Un soir, à l’aide de 5 camarades et d’un piroguier amérindien (réserviste de la gendarmerie), nous remontons l’Oyapok afin de tendre une embuscade à d’éventuelles pirogues adverses. J’ai toujours été surpris par la connaissance des piroguiers amérindiens du fleuve et de l’environnement. La moindre erreur sur le fleuve peut être fatale pour tout le groupe. Des gilets à flottabilité limitent le risque de noyade en cas de chute dans l’eau. Ce qui pour l’histoire, a sauvé la vie à un de nos camarades lors d’une liaison après qu’une pirogue se soit retournée…
Alors que nous remontons le fleuve à une allure rapide, nous apercevons face à nous, à une dizaine de mètres, une pirogue qui se dirige dans la même direction que la nôtre. Non décelés, nous comprenons rapidement qu’il s’agit de garimpeiros avec du matériel.

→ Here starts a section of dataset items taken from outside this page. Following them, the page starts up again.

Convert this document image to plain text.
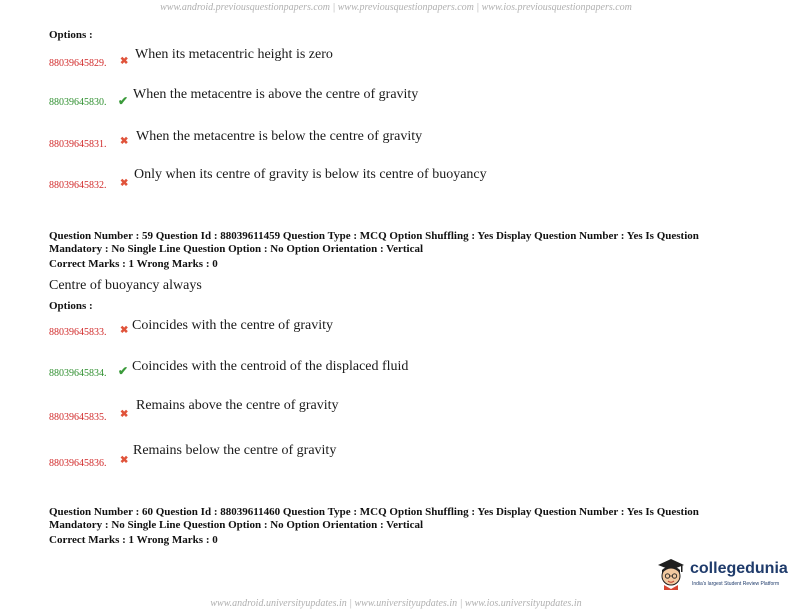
www.android.previousquestionpapers.com | www.previousquestionpapers.com | www.ios.previousquestionpapers.com
Options :
88039645829. ✖ When its metacentric height is zero
88039645830. ✔ When the metacentre is above the centre of gravity
88039645831. ✖ When the metacentre is below the centre of gravity
88039645832. ✖
Only when its centre of gravity is below its centre of buoyancy
Question Number : 59 Question Id : 88039611459 Question Type : MCQ Option Shuffling : Yes Display Question Number : Yes Is Question
Mandatory : No Single Line Question Option : No Option Orientation : Vertical
Correct Marks : 1 Wrong Marks : 0
Centre of buoyancy always
Options :
88039645833. ✖ Coincides with the centre of gravity
88039645834. ✔ Coincides with the centroid of the displaced fluid
88039645835. ✖
Remains above the centre of gravity
88039645836. ✖
Remains below the centre of gravity
Question Number : 60 Question Id : 88039611460 Question Type : MCQ Option Shuffling : Yes Display Question Number : Yes Is Question
Mandatory : No Single Line Question Option : No Option Orientation : Vertical
Correct Marks : 1 Wrong Marks : 0
collegedunia
India's largest Student Review Platform
www.android.universityupdates.in | www.universityupdates.in | www.ios.universityupdates.in
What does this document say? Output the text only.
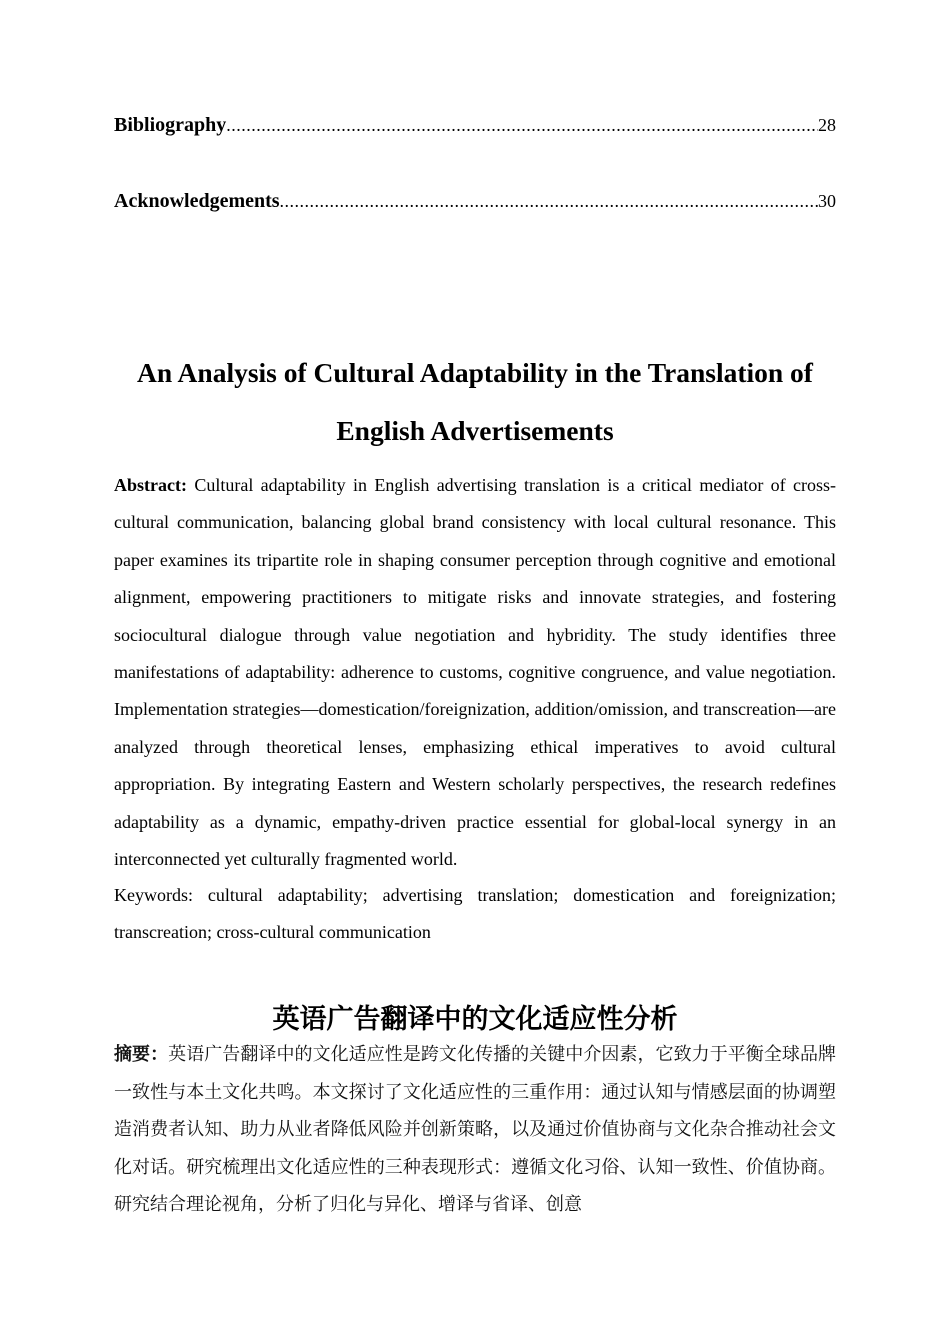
Bibliography .....	28
Acknowledgements .....	30
An Analysis of Cultural Adaptability in the Translation of English Advertisements
Abstract: Cultural adaptability in English advertising translation is a critical mediator of cross-cultural communication, balancing global brand consistency with local cultural resonance. This paper examines its tripartite role in shaping consumer perception through cognitive and emotional alignment, empowering practitioners to mitigate risks and innovate strategies, and fostering sociocultural dialogue through value negotiation and hybridity. The study identifies three manifestations of adaptability: adherence to customs, cognitive congruence, and value negotiation. Implementation strategies—domestication/foreignization, addition/omission, and transcreation—are analyzed through theoretical lenses, emphasizing ethical imperatives to avoid cultural appropriation. By integrating Eastern and Western scholarly perspectives, the research redefines adaptability as a dynamic, empathy-driven practice essential for global-local synergy in an interconnected yet culturally fragmented world.
Keywords: cultural adaptability; advertising translation; domestication and foreignization; transcreation; cross-cultural communication
英语广告翻译中的文化适应性分析
摘要：英语广告翻译中的文化适应性是跨文化传播的关键中介因素，它致力于平衡全球品牌一致性与本土文化共鸣。本文探讨了文化适应性的三重作用：通过认知与情感层面的协调塑造消费者认知、助力从业者降低风险并创新策略，以及通过价值协商与文化杂合推动社会文化对话。研究梳理出文化适应性的三种表现形式：遵循文化习俗、认知一致性、价值协商。研究结合理论视角，分析了归化与异化、增译与省译、创意
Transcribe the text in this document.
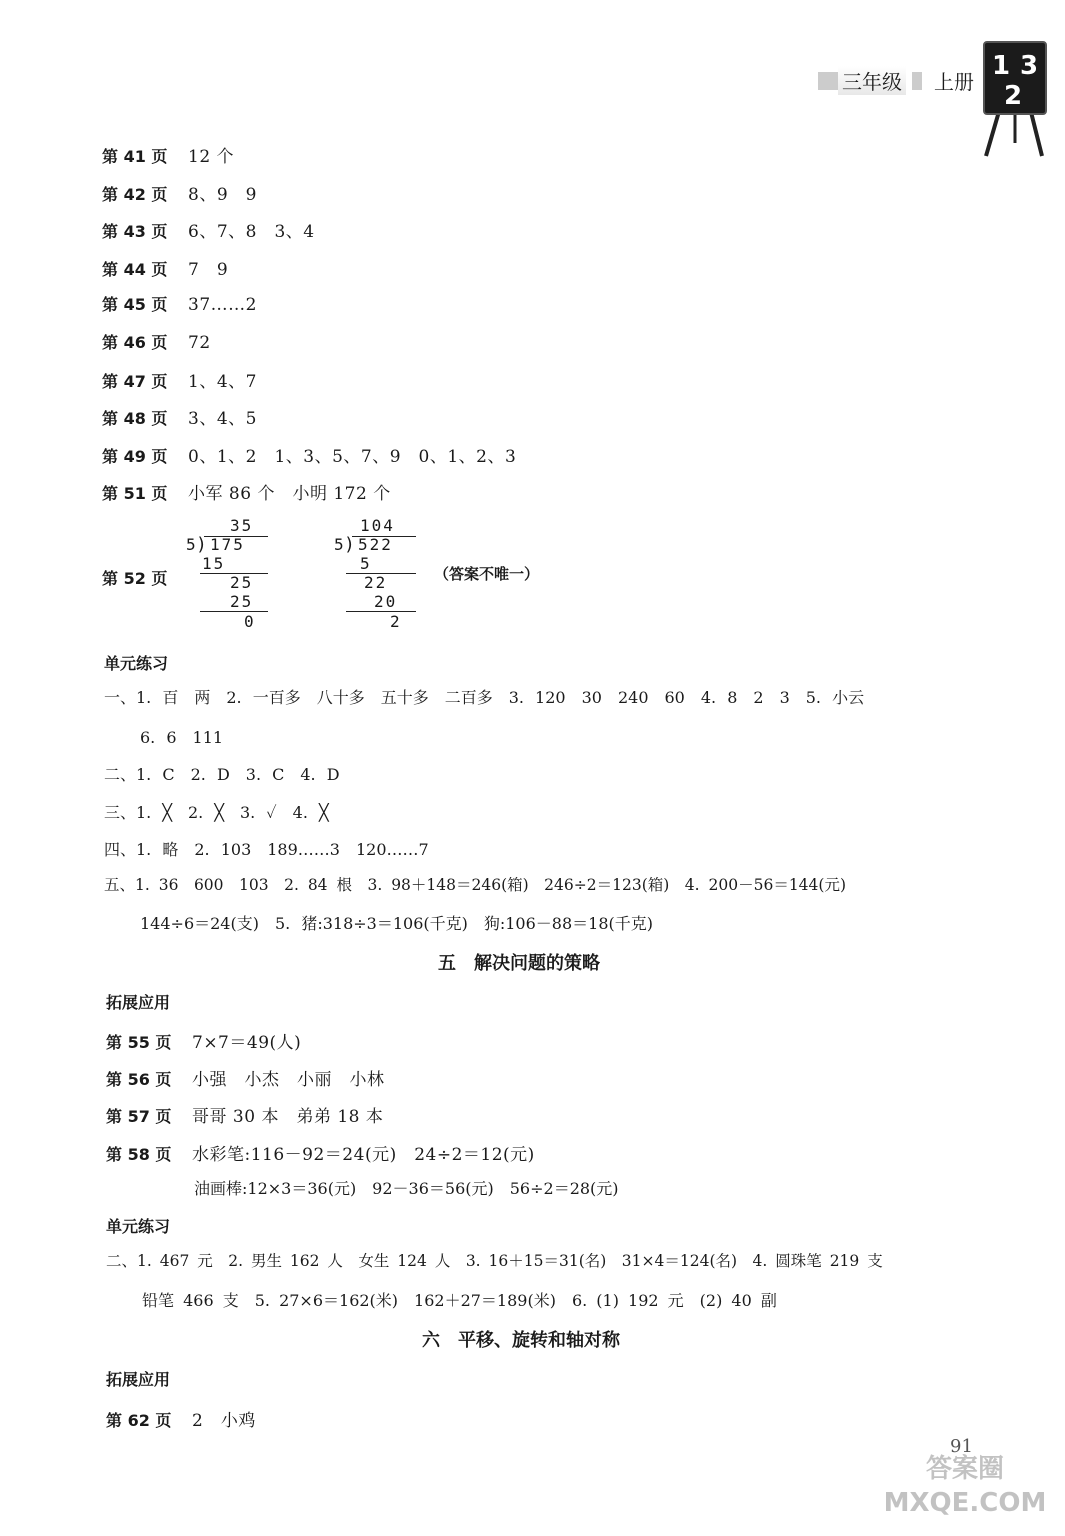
三年级 上册
1 3
2
第 41 页 12 个
第 42 页 8、9　9
第 43 页 6、7、8　3、4
第 44 页 7　9
第 45 页 37……2
第 46 页 72
第 47 页 1、4、7
第 48 页 3、4、5
第 49 页 0、1、2　1、3、5、7、9　0、1、2、3
第 51 页 小军 86 个　小明 172 个
第 52 页
35
5
) 175
15
25
25
0
104
5
) 522
5
22
20
2
（答案不唯一）
单元练习
一、1. 百　两　2. 一百多　八十多　五十多　二百多　3. 120　30　240　60　4. 8　2　3　5. 小云
6. 6　111
二、1. C　2. D　3. C　4. D
三、1. ╳　2. ╳　3. ✓　4. ╳
四、1. 略　2. 103　189……3　120……7
五、1. 36　600　103　2. 84 根　3. 98＋148＝246(箱)　246÷2＝123(箱)　4. 200－56＝144(元)
144÷6＝24(支)　5. 猪:318÷3＝106(千克)　狗:106－88＝18(千克)
五　解决问题的策略
拓展应用
第 55 页 7×7＝49(人)
第 56 页 小强　小杰　小丽　小林
第 57 页 哥哥 30 本　弟弟 18 本
第 58 页 水彩笔:116－92＝24(元)　24÷2＝12(元)
油画棒:12×3＝36(元)　92－36＝56(元)　56÷2＝28(元)
单元练习
二、1. 467 元　2. 男生 162 人　女生 124 人　3. 16＋15＝31(名)　31×4＝124(名)　4. 圆珠笔 219 支
铅笔 466 支　5. 27×6＝162(米)　162＋27＝189(米)　6. (1) 192 元　(2) 40 副
六　平移、旋转和轴对称
拓展应用
第 62 页 2　小鸡
91
答案圈 MXQE.COM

Porteur du FAP (Fusil à Pompe), et situé devant la pirogue, je passe en code rouge.
Après les sommations “Halte gendarmerie, halte gendarmerie”, nous voilà engagés dans une poursuite qui se termine rapidement. Les individus font le choix de se diriger vers la rive et tentent en quelques secondes de couler leur pirogue à l’aide du moteur.
Sautant dans leur embarcation, puis sur terre, je prends appui face à la forêt en direction de leur fuite. Je sens leur présence à proximité tout en restant vigilant car le risque qu’ils soient armés est probable. Mes camarades réussissent à sortir la pirogue et le matériel du fleuve avant qu’elle ne coule. Nous quittons rapidement les lieux.
Après avoir regagné notre cantonnement, nous faisons état de notre “prise” du soir :
Des bidons d’essence, de la nourriture, du matériel de bricolage et de réparations qui ont pour valeur quelques milliers d’euros.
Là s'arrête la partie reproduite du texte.